Morti sul lavoro non bastano le leggi
Il Secolo XIX – 1 febbraio 2009 – Giuliano Fenelli, portuale, è morto sul lavoro. Abbiamo sentito rabbia e dolore, solidarietà per i familiari, volontà di reagire e di fermare una tragica catena di morte. Il lavoro, l’ordinaria fatica per guadagnarsi da vivere non dovrebbe assomigliare a una guerra: tre morti al giorno, 27 gli invalidi.
Si è riparlato della nuova legge sulla sicurezza dei luoghi di lavoro, della necessità di accelerare i decreti attuativi, di migliorare il coordinamento delle forze ispettive. E’ necessario parlarne, certo. A partire da una analisi della situazione dei porti, che sono diventati, insieme ai cantieri edili, luoghi dove i lavoratori sono esposti a troppi rischi. Nei giorni scorsi ci sono stati incidenti anche nei porti di Augusta, Carrara, Genova e Trieste. C’è la necessità inderogabile di intervenire con un impegno straordinario di tutti: dalle imprese che devono applicare le regole e rispettare le procedure, alle Autorità Portuali che hanno poteri sanzionatori in materia di controlli, alle Asl per la vigilanza, fino al Governo che deve mettere al centro di ogni suo intervento nei porti la centralità del lavoro. L’autonomia finanziaria delle Autorità Portuali, per esempio, dovrà comportare quote di risorse da destinare a investimenti per la sicurezza, alla prevenzione, alla formazione dei lavoratori.

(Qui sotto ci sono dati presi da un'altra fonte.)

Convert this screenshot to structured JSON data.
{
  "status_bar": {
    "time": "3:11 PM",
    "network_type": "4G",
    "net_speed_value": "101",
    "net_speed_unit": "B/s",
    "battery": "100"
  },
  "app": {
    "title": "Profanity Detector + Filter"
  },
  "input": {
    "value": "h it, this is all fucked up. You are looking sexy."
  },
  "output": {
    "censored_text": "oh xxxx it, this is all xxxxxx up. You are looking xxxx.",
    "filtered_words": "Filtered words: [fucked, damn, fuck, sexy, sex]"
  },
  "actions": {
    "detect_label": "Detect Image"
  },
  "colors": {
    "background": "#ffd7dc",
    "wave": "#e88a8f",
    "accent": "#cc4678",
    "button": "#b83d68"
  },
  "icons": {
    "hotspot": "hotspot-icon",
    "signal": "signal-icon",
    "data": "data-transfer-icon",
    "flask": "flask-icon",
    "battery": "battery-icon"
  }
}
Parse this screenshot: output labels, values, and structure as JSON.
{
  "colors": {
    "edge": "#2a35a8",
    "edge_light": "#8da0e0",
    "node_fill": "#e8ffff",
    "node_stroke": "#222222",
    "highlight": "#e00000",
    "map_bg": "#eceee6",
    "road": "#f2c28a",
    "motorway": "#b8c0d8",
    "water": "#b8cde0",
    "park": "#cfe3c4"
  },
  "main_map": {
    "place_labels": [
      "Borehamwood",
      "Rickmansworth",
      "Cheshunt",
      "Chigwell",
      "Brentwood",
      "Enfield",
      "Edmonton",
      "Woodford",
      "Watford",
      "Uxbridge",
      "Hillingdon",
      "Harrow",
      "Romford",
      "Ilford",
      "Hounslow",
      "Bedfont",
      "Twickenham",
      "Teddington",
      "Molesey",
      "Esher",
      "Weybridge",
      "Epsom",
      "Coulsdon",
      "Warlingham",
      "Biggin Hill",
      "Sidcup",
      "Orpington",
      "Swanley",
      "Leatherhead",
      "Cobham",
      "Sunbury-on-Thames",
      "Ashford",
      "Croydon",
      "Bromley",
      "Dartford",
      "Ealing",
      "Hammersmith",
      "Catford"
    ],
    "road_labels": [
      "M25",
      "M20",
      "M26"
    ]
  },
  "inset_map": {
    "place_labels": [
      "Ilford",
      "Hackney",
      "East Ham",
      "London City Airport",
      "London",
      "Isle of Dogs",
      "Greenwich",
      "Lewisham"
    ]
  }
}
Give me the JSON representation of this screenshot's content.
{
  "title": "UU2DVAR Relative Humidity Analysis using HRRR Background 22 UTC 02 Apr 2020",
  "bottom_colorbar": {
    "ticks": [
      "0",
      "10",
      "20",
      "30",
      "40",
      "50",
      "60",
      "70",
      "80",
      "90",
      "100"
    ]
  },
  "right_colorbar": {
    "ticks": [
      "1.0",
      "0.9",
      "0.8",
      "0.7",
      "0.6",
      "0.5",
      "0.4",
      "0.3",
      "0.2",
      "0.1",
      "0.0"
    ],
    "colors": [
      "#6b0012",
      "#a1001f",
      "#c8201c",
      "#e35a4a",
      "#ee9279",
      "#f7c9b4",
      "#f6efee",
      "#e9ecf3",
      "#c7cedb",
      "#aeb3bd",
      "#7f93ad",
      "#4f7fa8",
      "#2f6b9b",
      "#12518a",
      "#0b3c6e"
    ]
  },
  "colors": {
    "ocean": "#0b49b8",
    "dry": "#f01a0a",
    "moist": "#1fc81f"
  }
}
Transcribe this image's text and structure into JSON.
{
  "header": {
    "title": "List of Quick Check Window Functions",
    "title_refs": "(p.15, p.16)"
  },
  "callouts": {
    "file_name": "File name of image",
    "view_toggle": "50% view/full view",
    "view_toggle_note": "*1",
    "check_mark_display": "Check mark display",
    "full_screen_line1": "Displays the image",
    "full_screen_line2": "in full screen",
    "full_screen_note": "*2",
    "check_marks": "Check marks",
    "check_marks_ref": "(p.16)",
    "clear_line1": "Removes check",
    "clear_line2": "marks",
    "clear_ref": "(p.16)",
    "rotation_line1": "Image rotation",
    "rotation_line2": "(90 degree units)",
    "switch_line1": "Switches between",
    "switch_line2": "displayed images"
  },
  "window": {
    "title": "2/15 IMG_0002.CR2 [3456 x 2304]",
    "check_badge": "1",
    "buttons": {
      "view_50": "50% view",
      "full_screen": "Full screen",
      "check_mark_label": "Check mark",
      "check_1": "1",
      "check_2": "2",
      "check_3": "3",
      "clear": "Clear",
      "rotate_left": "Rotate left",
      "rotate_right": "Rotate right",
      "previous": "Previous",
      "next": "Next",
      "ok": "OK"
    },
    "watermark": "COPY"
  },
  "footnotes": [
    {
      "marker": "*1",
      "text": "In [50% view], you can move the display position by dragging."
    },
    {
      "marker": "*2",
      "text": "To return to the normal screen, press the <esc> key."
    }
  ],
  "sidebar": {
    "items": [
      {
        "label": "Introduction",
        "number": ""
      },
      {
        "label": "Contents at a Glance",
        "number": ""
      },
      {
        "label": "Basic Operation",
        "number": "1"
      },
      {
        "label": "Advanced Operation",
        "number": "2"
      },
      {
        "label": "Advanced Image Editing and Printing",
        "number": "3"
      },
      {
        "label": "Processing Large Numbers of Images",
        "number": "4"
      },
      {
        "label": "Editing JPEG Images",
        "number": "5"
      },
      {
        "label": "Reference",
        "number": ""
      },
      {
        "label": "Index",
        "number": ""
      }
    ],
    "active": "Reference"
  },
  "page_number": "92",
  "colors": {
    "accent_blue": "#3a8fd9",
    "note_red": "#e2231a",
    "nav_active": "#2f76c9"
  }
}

Ma le leggi e le ispezioni da sole non bastano. Lo ha detto il Vescovo ai funerali di Fenelli: “il profitto deve essere subordinato alle persone”. Ripartendo da questo monito, il segretario della Cgil ha preso un impegno: “bisogna ottenere tutti i vincoli possibili, saremo intransigenti su turni, orari e ritmi di lavoro”. Perché è l’intera organizzazione del lavoro che va ripensata. Il fatto che la produttività si sia imposta come esigenza prioritaria rispetto alla tutela della vita umana.
La coincidenza tra lo scandalo delle morti bianche, la crisi economica che si aggrava, la perdita del potere d’acquisto dei salari, il ritardo nel rinnovo dei contratti, la metà delle famiglie italiane che vivono con meno di 1900 euro al mese richiama tutti ad ascoltare gli operai. Richiama la politica, che ha da tempo interrotto ogni relazione con la fabbrica. Richiama il sindacato, che deve recuperare l’unità se vuole essere autonomo e forte, e quindi in grado di difendere i lavoratori.
Ritorno, infine, sulla riforma delle Autorità Portuali, su cui ho scritto due domeniche fa. Mi sono arrivate molte e-mail: il tema del waterfront e della “riscoperta del mare” è davvero il più sentito dagli spezzini, che non comprendono il perchè dei ritardi. Nel dicembre 2007 Comune e A.P. presentarono in un convegno il progetto vincitore. Nel giugno 2008, in un altro convegno, il Comune, con garbo ma con fermezza, sollecitò l’A.P. a rompere gli indugi. Qualche settimana fa il suo Presidente ha dichiarato:”Il waterfront è la più grande operazione urbanistica di Spezia e non possiamo dare l’impressione che vogliamo correre perché abbiamo da pagare un dazio. Dobbiamo fare bene perché non stiamo costruendo un capannone ma un pezzo di città”. A parte il fatto che è la crisi che ci impone sia di ”fare bene” che di ”correre”, il punto è che “la più grande operazione urbanistica di Spezia” deve governarla il Comune, non l’ente di gestione del porto commerciale (tanto più che la riforma prevede l’unificazione delle A.P. di Genova, Spezia e Savona!). Ecco perché, con la riforma, le aree dei waterfront vanno sdemanializzate e passate ai Comuni.